Have any of you have tried SS amps that provided these qualities I describe in tubes? Or, did you also find that you couldn't get these qualities from a SS amp?
kevziek
6chac: Run, but not before you too, say something? Maybe I just didn't get it (although I liked it). Were you refering to the fact that this thread seems to be highjacked and there is no hope and, God, please, no more, and...Whatever the reference - you can tell us, or just me - it was a nice quote, one I wasn't aware of.

Mytho-magical shamanism aside, its true, you know. Did you intend that?
Well, Asa, I guess there's no denying that some of our brains 'Do It' more than others...

(Geez, this is beginning to resemble a Nike ad!)

To paraphrase the late Dr. Bronner (one of the only lunatic philosophers I actually have a *practical* use for, if you know what I mean - no need, I'm sure, to remind audiophiles what cleanliness is next to), Mind-Brain = All-One!

(No, this doesn't mean I don't think that there's actually an objective reality out there [or in here]; if I believe anything, I believe that. It's just that we can't know but an infitesimal fraction of it.)

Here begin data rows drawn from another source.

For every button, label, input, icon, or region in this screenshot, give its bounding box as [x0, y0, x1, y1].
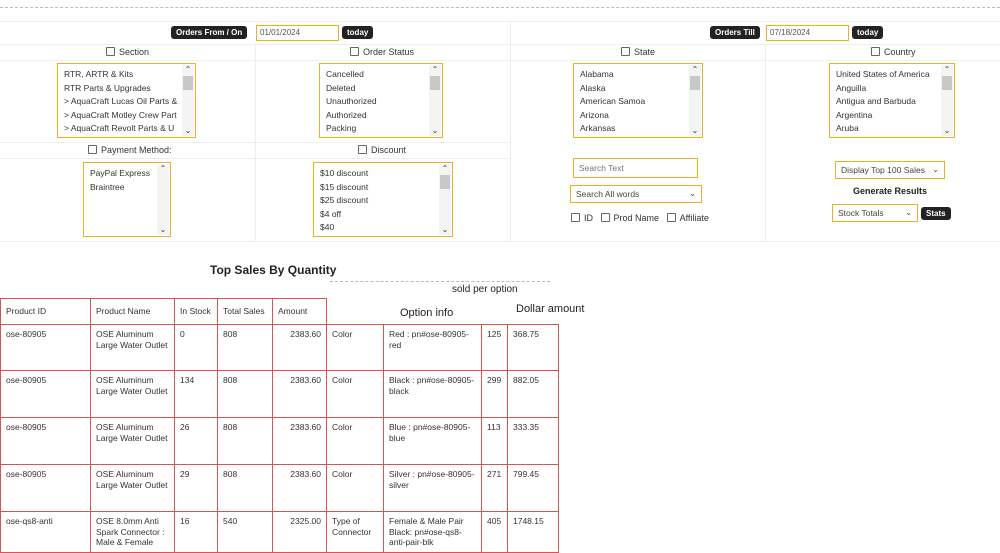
payment-method-label: Payment Method: — [101, 145, 172, 155]
amount-cell: 2383.60 — [273, 371, 327, 418]
table-row — [1, 418, 559, 465]
option-type-cell: Color — [327, 418, 384, 465]
list-item[interactable]: Authorized — [326, 109, 367, 120]
display-top-value: Display Top 100 Sales — [841, 165, 925, 175]
column-header: Product ID — [1, 299, 91, 325]
row-divider — [0, 60, 1000, 61]
column-header: Amount — [273, 299, 327, 325]
product-name-cell: OSE Aluminum Large Water Outlet — [91, 325, 175, 371]
in-stock-cell: 0 — [175, 325, 218, 371]
affiliate-label: Affiliate — [679, 213, 709, 223]
orders-till-label: Orders Till — [710, 26, 760, 39]
dollar-amount-cell: 1748.15 — [508, 512, 559, 553]
results-title: Top Sales By Quantity — [210, 263, 337, 277]
discount-listbox[interactable] — [313, 162, 453, 237]
product-name-cell: OSE 8.0mm Anti Spark Connector : Male & Female — [91, 512, 175, 553]
orders-from-label: Orders From / On — [171, 26, 247, 39]
country-listbox[interactable] — [829, 63, 955, 138]
in-stock-cell: 26 — [175, 418, 218, 465]
list-item[interactable]: RTR Parts & Upgrades — [64, 82, 151, 93]
state-checkbox[interactable] — [621, 47, 655, 57]
product-name-cell: OSE Aluminum Large Water Outlet — [91, 371, 175, 418]
scrollbar[interactable] — [182, 65, 194, 136]
affiliate-checkbox[interactable] — [667, 213, 676, 222]
chevron-down-icon[interactable]: ⌄ — [943, 126, 951, 135]
search-mode-value: Search All words — [576, 189, 640, 199]
table-row — [1, 371, 559, 418]
chevron-down-icon[interactable]: ⌄ — [159, 225, 167, 234]
total-sales-cell: 808 — [218, 418, 273, 465]
checkbox-icon[interactable] — [621, 47, 630, 56]
col-divider — [255, 44, 256, 241]
section-checkbox[interactable] — [106, 47, 149, 57]
today-till-button[interactable]: today — [852, 26, 883, 39]
sold-per-option-header: sold per option — [452, 284, 518, 295]
product-id-cell: ose-80905 — [1, 371, 91, 418]
list-item[interactable]: PayPal Express — [90, 168, 150, 178]
section-label: Section — [119, 47, 150, 57]
scrollbar[interactable] — [941, 65, 953, 136]
dollar-amount-header: Dollar amount — [516, 303, 585, 315]
list-item[interactable]: Antigua and Barbuda — [836, 96, 916, 107]
list-item[interactable]: Cancelled — [326, 69, 364, 79]
generate-results-label: Generate Results — [853, 186, 928, 196]
column-header: Product Name — [91, 299, 175, 325]
prod-name-checkbox[interactable] — [601, 213, 610, 222]
list-item[interactable]: > AquaCraft Revolt Parts & U — [64, 123, 175, 134]
list-item[interactable]: > AquaCraft Lucas Oil Parts & — [64, 96, 178, 107]
total-sales-cell: 808 — [218, 465, 273, 512]
table-header-row — [1, 299, 559, 325]
option-type-cell: Color — [327, 325, 384, 371]
list-item[interactable]: Deleted — [326, 82, 356, 93]
scroll-thumb[interactable] — [430, 76, 440, 90]
option-info-cell: Red : pn#ose-80905-red — [384, 325, 482, 371]
list-item[interactable]: Packing — [326, 123, 357, 134]
state-label: State — [634, 47, 656, 57]
amount-cell: 2383.60 — [273, 325, 327, 371]
chevron-down-icon: ⌄ — [905, 208, 912, 217]
list-item[interactable]: Arkansas — [580, 123, 616, 134]
list-item[interactable]: $4 off — [320, 208, 342, 219]
scroll-thumb[interactable] — [942, 76, 952, 90]
chevron-up-icon[interactable]: ⌃ — [943, 65, 951, 74]
dollar-amount-cell: 799.45 — [508, 465, 559, 512]
prod-name-label: Prod Name — [613, 213, 660, 223]
header-divider — [330, 281, 550, 282]
chevron-down-icon[interactable]: ⌄ — [184, 126, 192, 135]
list-item[interactable]: Unauthorized — [326, 96, 377, 107]
product-id-cell: ose-80905 — [1, 325, 91, 371]
results-table — [0, 298, 559, 553]
list-item[interactable]: $40 — [320, 222, 335, 233]
column-header: In Stock — [175, 299, 218, 325]
display-top-select[interactable] — [835, 161, 945, 179]
chevron-up-icon[interactable]: ⌃ — [441, 164, 449, 173]
sold-qty-cell: 271 — [482, 465, 508, 512]
stats-button[interactable]: Stats — [921, 207, 951, 220]
col-divider — [765, 44, 766, 241]
chevron-down-icon: ⌄ — [689, 189, 696, 198]
chevron-up-icon[interactable]: ⌃ — [184, 65, 192, 74]
option-info-cell: Silver : pn#ose-80905-silver — [384, 465, 482, 512]
checkbox-icon[interactable] — [358, 145, 367, 154]
dollar-amount-cell: 368.75 — [508, 325, 559, 371]
row-divider — [0, 44, 1000, 45]
stock-totals-value: Stock Totals — [838, 208, 884, 218]
id-label: ID — [584, 213, 593, 223]
payment-method-listbox[interactable] — [83, 162, 171, 237]
order-status-checkbox[interactable] — [350, 47, 414, 57]
chevron-up-icon[interactable]: ⌃ — [691, 65, 699, 74]
list-item[interactable]: Anguilla — [836, 82, 867, 93]
id-checkbox[interactable] — [571, 213, 580, 222]
checkbox-icon[interactable] — [88, 145, 97, 154]
order-status-listbox[interactable] — [319, 63, 443, 138]
option-info-header: Option info — [400, 307, 454, 319]
section-listbox[interactable] — [57, 63, 196, 138]
chevron-down-icon[interactable]: ⌄ — [691, 126, 699, 135]
orders-till-input[interactable]: 07/18/2024 — [766, 25, 849, 41]
in-stock-cell: 16 — [175, 512, 218, 553]
sold-qty-cell: 113 — [482, 418, 508, 465]
scrollbar[interactable] — [429, 65, 441, 136]
list-item[interactable]: Alaska — [580, 82, 606, 93]
search-options — [571, 213, 709, 223]
product-name-cell: OSE Aluminum Large Water Outlet — [91, 465, 175, 512]
list-item[interactable]: Arizona — [580, 109, 609, 120]
amount-cell: 2325.00 — [273, 512, 327, 553]
option-type-cell: Color — [327, 465, 384, 512]
top-divider — [0, 7, 1000, 8]
state-listbox[interactable] — [573, 63, 703, 138]
option-type-cell: Type of Connector — [327, 512, 384, 553]
checkbox-icon[interactable] — [350, 47, 359, 56]
scroll-thumb[interactable] — [183, 76, 193, 90]
list-item[interactable]: $25 discount — [320, 195, 369, 206]
checkbox-icon[interactable] — [871, 47, 880, 56]
order-status-label: Order Status — [363, 47, 415, 57]
scrollbar[interactable] — [439, 164, 451, 235]
table-row — [1, 325, 559, 371]
stock-totals-select[interactable] — [832, 204, 918, 222]
search-mode-select[interactable] — [570, 185, 702, 203]
list-item[interactable]: > AquaCraft Motley Crew Part — [64, 109, 177, 120]
discount-checkbox[interactable] — [358, 145, 406, 155]
list-item[interactable]: RTR, ARTR & Kits — [64, 69, 134, 79]
table-row — [1, 465, 559, 512]
sold-qty-cell: 125 — [482, 325, 508, 371]
product-id-cell: ose-80905 — [1, 418, 91, 465]
search-input[interactable] — [573, 158, 698, 178]
option-info-cell: Female & Male Pair Black: pn#ose-qs8-anti-pair-blk — [384, 512, 482, 553]
list-item[interactable]: Braintree — [90, 181, 125, 192]
product-name-cell: OSE Aluminum Large Water Outlet — [91, 418, 175, 465]
checkbox-icon[interactable] — [106, 47, 115, 56]
option-type-cell: Color — [327, 371, 384, 418]
row-divider — [0, 241, 1000, 242]
in-stock-cell: 134 — [175, 371, 218, 418]
in-stock-cell: 29 — [175, 465, 218, 512]
total-sales-cell: 540 — [218, 512, 273, 553]
list-item[interactable]: United States of America — [836, 69, 930, 79]
chevron-down-icon: ⌄ — [932, 165, 939, 174]
scroll-thumb[interactable] — [440, 175, 450, 189]
list-item[interactable]: Aruba — [836, 123, 859, 134]
chevron-up-icon[interactable]: ⌃ — [159, 164, 167, 173]
scrollbar[interactable] — [157, 164, 169, 235]
scrollbar[interactable] — [689, 65, 701, 136]
product-id-cell: ose-80905 — [1, 465, 91, 512]
today-from-button[interactable]: today — [342, 26, 373, 39]
discount-label: Discount — [371, 145, 407, 155]
country-label: Country — [884, 47, 916, 57]
chevron-up-icon[interactable]: ⌃ — [431, 65, 439, 74]
header-spacer — [327, 299, 559, 325]
product-id-cell: ose-qs8-anti — [1, 512, 91, 553]
sold-qty-cell: 299 — [482, 371, 508, 418]
option-info-cell: Black : pn#ose-80905-black — [384, 371, 482, 418]
dollar-amount-cell: 333.35 — [508, 418, 559, 465]
chevron-down-icon[interactable]: ⌄ — [431, 126, 439, 135]
row-divider — [0, 21, 1000, 22]
scroll-thumb[interactable] — [690, 76, 700, 90]
payment-method-checkbox[interactable] — [88, 145, 172, 155]
list-item[interactable]: $10 discount — [320, 168, 369, 178]
orders-from-input[interactable]: 01/01/2024 — [256, 25, 339, 41]
country-checkbox[interactable] — [871, 47, 916, 57]
list-item[interactable]: American Samoa — [580, 96, 646, 107]
total-sales-cell: 808 — [218, 371, 273, 418]
dollar-amount-cell: 882.05 — [508, 371, 559, 418]
sold-qty-cell: 405 — [482, 512, 508, 553]
option-info-cell: Blue : pn#ose-80905-blue — [384, 418, 482, 465]
list-item[interactable]: $15 discount — [320, 181, 369, 192]
list-item[interactable]: Alabama — [580, 69, 614, 79]
chevron-down-icon[interactable]: ⌄ — [441, 225, 449, 234]
col-divider — [510, 21, 511, 241]
column-header: Total Sales — [218, 299, 273, 325]
list-item[interactable]: Argentina — [836, 109, 873, 120]
amount-cell: 2383.60 — [273, 418, 327, 465]
total-sales-cell: 808 — [218, 325, 273, 371]
table-row — [1, 512, 559, 553]
amount-cell: 2383.60 — [273, 465, 327, 512]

Oh, and FWIW, I always do my level best to have no God(s) at all.
I don't want to get too deep into this...The the point of science is the endeavor to understand nature empericaly. The very nature of science requires one to let go of the whole in order to grasp the particulars. The mystical appraoach requires one to let go of the particulars in order to grasp the whole. I think both approaches lead to the understanding that the more we learn the more we learn how little we have learned. A balanced appraoach using both approaches will probably serve us best. This ever so elusive philosphy is called common sense.
The fool in the last card of the Tarot, 6chac,is another image for this. Got nothing to do with God or mysticism, Zaike, it is just one who does not let science devour nature empireously always and all the time, to paraphrase Unsound...hence he's a fool of course, like tubelovers..and ASA speaking in the wilderness....
Detlof, this Tarrot card character appears analogus to the foolish child who said "the Emperor has no clothes".